Pemilihan galur F3 dilakukan berdasarkan umur masak dan keragaan tanaman baik (polong banyak, tipe tumbuh determinit). Galur dengan umur masak lebih genjah dibanding Tanggamus dan Sibayak, tipe tumbuh determinit, tidak rebah, jumlah polong banyak ditanam sebagai bahan seleksi F4. Seleksi generasi F4 dilakukan di KP

84 Kendalpayak dan terpilih 900 galur F5 zuriat dari tujuh seri persilangan. Seleksi generasi F5 (900 galur) di lingkungan jenuh air dilakukan di KP Kendalpayak, dengan kriteria seleksi keragaan tanaman yaitu pertumbuhan optimal, tidak ada tanaman yang layu atau mati, daun berwarna hijau pada kondisi tercekam kondisi tanah jenuh air, tidak rebah, serta berdaya hasil tinggi, terpilih sebanyak 90 galur homosigot sebagai bahan UDHP. Pada tahap UDHP dan UDHL, penilaian toleransi terhadap cekaman kondisi tanah jenuh air dilakukan dengan menanam galur-galur yang diuji di dua lingkungan tumbuh, yaitu lingkungan optimal dan lingkungan tercekam kondisi tanah jenuh air mengacu pada metode Fernandez (1993).

Kriteria seleksi untuk mendapatkan genotipe yang toleran cekaman jenuh air menggunakan nilai indeks toleransi cekaman (ITC) atau STI (stress tolerance index) (Fernandez, 1993). Semakin tinggi nilai ITC suatu genotipe, semakin toleran genotipe

tersebut terhadap cekaman.
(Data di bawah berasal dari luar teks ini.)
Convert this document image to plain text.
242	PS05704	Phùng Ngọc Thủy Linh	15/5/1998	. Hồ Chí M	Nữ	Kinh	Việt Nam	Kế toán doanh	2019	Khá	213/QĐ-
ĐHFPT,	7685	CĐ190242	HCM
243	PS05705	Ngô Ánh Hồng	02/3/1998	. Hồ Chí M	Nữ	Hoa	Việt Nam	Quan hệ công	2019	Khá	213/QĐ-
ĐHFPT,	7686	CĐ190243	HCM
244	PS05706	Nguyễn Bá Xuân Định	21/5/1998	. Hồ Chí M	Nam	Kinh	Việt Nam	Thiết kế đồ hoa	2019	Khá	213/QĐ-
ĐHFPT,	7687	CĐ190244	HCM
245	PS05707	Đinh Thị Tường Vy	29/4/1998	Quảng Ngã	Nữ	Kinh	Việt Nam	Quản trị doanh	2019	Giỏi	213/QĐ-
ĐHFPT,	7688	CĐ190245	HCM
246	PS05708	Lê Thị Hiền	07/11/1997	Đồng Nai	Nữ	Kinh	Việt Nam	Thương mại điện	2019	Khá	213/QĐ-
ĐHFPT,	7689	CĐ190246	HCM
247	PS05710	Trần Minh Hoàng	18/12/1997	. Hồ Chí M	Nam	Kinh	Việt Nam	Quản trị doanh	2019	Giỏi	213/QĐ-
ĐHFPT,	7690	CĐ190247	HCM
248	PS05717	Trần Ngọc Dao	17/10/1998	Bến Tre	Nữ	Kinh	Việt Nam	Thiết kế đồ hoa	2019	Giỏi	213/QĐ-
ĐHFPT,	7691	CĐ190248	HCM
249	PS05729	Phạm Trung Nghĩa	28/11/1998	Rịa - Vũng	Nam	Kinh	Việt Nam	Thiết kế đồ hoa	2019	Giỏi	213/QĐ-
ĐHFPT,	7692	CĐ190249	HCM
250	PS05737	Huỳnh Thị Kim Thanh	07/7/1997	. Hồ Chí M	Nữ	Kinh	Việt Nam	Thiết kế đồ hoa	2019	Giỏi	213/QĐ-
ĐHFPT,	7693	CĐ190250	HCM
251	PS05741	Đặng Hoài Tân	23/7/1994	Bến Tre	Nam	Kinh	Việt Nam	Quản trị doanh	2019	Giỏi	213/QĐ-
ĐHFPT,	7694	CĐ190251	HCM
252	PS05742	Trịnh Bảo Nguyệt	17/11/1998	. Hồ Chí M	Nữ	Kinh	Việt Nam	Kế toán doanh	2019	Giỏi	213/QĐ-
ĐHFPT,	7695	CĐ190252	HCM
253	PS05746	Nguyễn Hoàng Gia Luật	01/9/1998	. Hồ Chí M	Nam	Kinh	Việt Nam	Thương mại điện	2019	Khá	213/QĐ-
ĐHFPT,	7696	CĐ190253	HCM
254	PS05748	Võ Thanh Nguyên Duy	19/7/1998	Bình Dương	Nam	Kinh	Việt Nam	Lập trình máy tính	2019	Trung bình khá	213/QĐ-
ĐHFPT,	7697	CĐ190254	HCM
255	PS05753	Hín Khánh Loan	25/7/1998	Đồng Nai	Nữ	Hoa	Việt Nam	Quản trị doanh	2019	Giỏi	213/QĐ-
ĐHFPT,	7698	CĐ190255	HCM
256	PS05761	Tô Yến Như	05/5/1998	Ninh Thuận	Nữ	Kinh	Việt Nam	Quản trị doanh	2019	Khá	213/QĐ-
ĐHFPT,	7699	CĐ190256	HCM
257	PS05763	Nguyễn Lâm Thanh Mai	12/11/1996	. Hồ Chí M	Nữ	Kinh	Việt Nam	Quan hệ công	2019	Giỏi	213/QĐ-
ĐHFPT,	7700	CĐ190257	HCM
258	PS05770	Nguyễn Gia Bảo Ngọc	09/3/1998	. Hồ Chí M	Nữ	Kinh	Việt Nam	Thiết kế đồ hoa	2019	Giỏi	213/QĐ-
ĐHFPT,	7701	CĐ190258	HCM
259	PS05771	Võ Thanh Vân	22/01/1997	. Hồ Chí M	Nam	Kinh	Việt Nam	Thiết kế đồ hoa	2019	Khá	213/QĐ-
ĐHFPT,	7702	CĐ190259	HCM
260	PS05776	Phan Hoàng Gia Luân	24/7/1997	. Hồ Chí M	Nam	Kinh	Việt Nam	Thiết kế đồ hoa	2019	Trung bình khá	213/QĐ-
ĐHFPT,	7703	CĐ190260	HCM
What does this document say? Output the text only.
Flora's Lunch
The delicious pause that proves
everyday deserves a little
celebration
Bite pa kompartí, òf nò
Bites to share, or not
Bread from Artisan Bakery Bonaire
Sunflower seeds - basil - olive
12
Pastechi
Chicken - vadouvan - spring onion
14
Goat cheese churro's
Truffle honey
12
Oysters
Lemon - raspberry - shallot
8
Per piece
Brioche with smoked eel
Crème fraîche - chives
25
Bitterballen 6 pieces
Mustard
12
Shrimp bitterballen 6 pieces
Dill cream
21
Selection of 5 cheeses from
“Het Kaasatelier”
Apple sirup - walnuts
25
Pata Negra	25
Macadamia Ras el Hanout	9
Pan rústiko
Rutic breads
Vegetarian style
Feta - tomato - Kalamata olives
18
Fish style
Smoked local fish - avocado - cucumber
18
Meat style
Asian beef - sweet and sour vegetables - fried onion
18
Pengelompokan toleransi genotipe kedelai terhadap

cekaman jenuh air dilakukan berdasarkan metode yang dikembangkan oleh Doreste et al. (1979).

Lingkungan seleksi kondisi tanah jenuh air dilakukan mulai generasi F5, uji daya hasil (F6 dan F7), hingga uji adaptasi. Kondisi jenuh air diciptakan melalui penggenangan pada saluran drainase dengan cara mengatur tinggi muka air di dalam saluran drainase 3-5 cm di bawah permukaan tanah. Kedalaman saluran drainase 25 cm dengan lebar 30 cm. Penggenangan dilakukan mulai tanaman kedelai berumur 14 hari (fase V2) hingga fase polong masak fisiologis (fase R7/75 hari).

Untuk mempertahankan tinggi muka air dalam saluran drainase tetap berada 3-5 cm di bawah permukaan tanah dilakukan dengan memberikan genangan atau aliran air perlahan di dalam saluran drainse secara terus menerus. Pemeliharaan saluran drainase dilakukan apabila saluran drainase mengalami pendangkalan dan menjaga kecukupan air 3-5 cm di bawah permukaan tanah.